We will describe the algorithm as though we are equipped with a pen and papyrus:
  1. Start by writing down all numbers from $2$ to $n$.
  2. The first number must be prime. Underline it, and cross off all multiples of this number.
  3. Repeat 2 starting at the first unmarked number (i.e. the first number that is neither crossed off nor underlined). Once all numbers are marked, the underlined numbers are exactly the primes from $1$ to $n$.
To illustrate the idea further, consider the following example where $n = 10$.
  1. 2, 3, 4, 5, 6, 7, 8, 9, 10; write down all numbers from 2 to 10.
  2. 2, 3, 4, 5, 6, 7, 8, 9, 10; underline 2, cross off its multiples (4, 6, 8, 10).
  3. 2, 3, 4, 5, 6, 7, 8, 9, 10; underline 3, cross off its multiples (6, 9).
  4. 2, 3, 4, 5, 6, 7, 8, 9, 10; underline 5, cross off its multiples (10).
  5. 23, 4, 5, 6, 7, 8, 9, 10; underline 7, cross off its multiples (n/a).
  6. The underlined numbers 2, 3, 5, and 7 are prime.
One considering the problem of outputting all prime numbers from $1$ to $n$ might have first taken a different approach. Another simple algorithm is the following:

# To output all primes from 1 to n
for i in 2..n do
  if no j in 2..i-1 divides i: output i

Though simple, this approach is far less efficient. For a given number $i$, checking whether it is divisible by any smaller number from $2$ to $i-1$ is expensive. That is, for each $i$ we perform $i-2$ division tests, giving a total of \[1 + 2 + 3 + \dots + (n - 3) + (n - 2) = 1/2(n-1)(n-2)\] division tests.
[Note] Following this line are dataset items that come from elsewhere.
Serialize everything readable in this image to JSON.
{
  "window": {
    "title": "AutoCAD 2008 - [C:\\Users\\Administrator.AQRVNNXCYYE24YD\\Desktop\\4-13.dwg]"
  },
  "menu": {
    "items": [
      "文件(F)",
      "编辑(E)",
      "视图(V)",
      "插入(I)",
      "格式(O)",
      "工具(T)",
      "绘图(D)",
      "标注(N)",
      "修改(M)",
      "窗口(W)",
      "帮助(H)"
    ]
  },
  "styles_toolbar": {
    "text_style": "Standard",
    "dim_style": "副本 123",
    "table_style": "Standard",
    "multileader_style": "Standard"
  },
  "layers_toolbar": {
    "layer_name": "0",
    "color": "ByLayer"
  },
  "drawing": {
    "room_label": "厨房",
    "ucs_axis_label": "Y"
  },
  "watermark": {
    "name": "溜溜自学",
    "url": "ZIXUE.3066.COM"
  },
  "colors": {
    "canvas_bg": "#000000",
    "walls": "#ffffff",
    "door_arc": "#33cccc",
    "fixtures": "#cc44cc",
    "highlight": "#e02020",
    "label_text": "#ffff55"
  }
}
A shrewd observer might notice that we can modify the second loop to perform division tests for only $j = 2$ to $\lfloor \sqrt{i} \rfloor$. This optimization is justified since if there exists an $a$ and $b$ such that $ab = i$, then the smaller of $a$ and $b$ must be at most $\sqrt{i}$. Leveraging this optimization, the runtime is reduced from $O(n^2)$ to $O(n^\frac{3}{2})$.
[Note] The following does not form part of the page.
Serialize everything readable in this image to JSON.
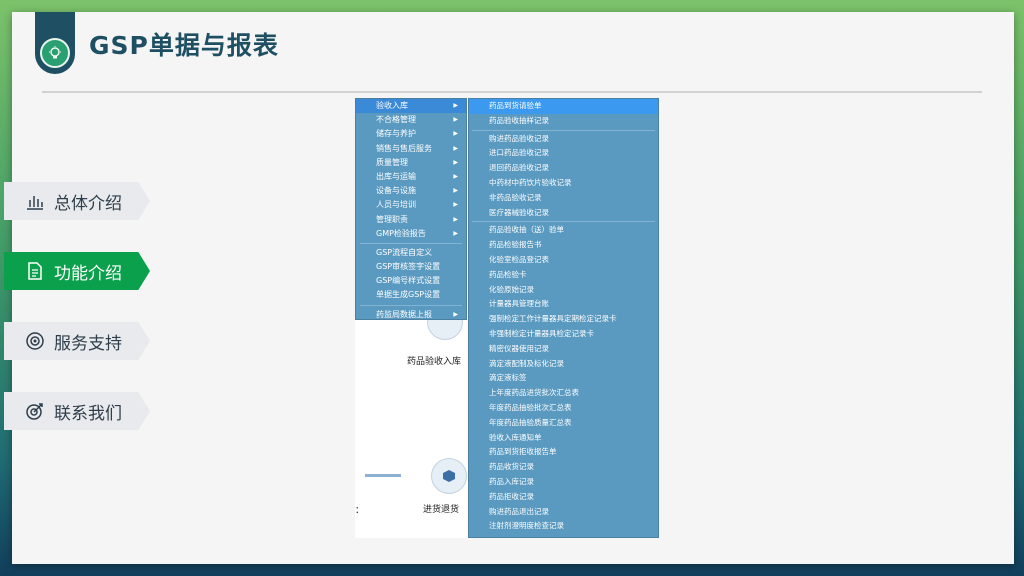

How does this compare to the sieve of Eratosthenes? To better analyze the computation costs, we will rewrite the algorithm in pseudocode:

# To output all primes from 1 to n
let L = [2..n]
for i in L do:
  if i is not marked:
    output i
    for j in i,2i,3i,...,(n/i)i:
      mark j

Notice that the second loop is only entered for numbers $i$ that are prime and for a given number $i$, it makes $n/i$ iterations. Thus, the total runtime can be bounded by \[ \sum_{p}\frac{n}{p} \] which simplifies to \[n \sum_{p} \frac{1}{p}\] where both sums are over all primes $p \leq n$.

We can bound the sum $ \sum_{p} \frac{1}{p} $ by the harmonic series $ \sum_{i = 1}^n \frac{1}{i} $ which we know from a previous post is $O(\log{n})$. Thus, we have shown that the runtime of the sieve is $O(n\log{n})$, which is quite an improvement over the other algorithm's $O(n^\frac{3}{2})$. However, this analysis is not tight. It turns out that the sum is exponentially smaller; that is, by Euler's theorem on the divergence of the sum of the reciprocals of the primes, we have that $ \sum_{p} \frac{1}{p}$ is $O(\log{\log{n}})$, and thus, the total runtime is $O(n\log{\log{n}})$.

We leave you with a few exercises:
  1. Can you find a way to improve the sieve of Eratosthenes by avoiding "double marking" of numbers?
  2. We showed that the naive algorithm can be implemented using $O(n^\frac{3}{2})$ division tests, but how expensive are division tests? Come up with a way to test if $i$ divides $n$ in $O(\log{n})$ time.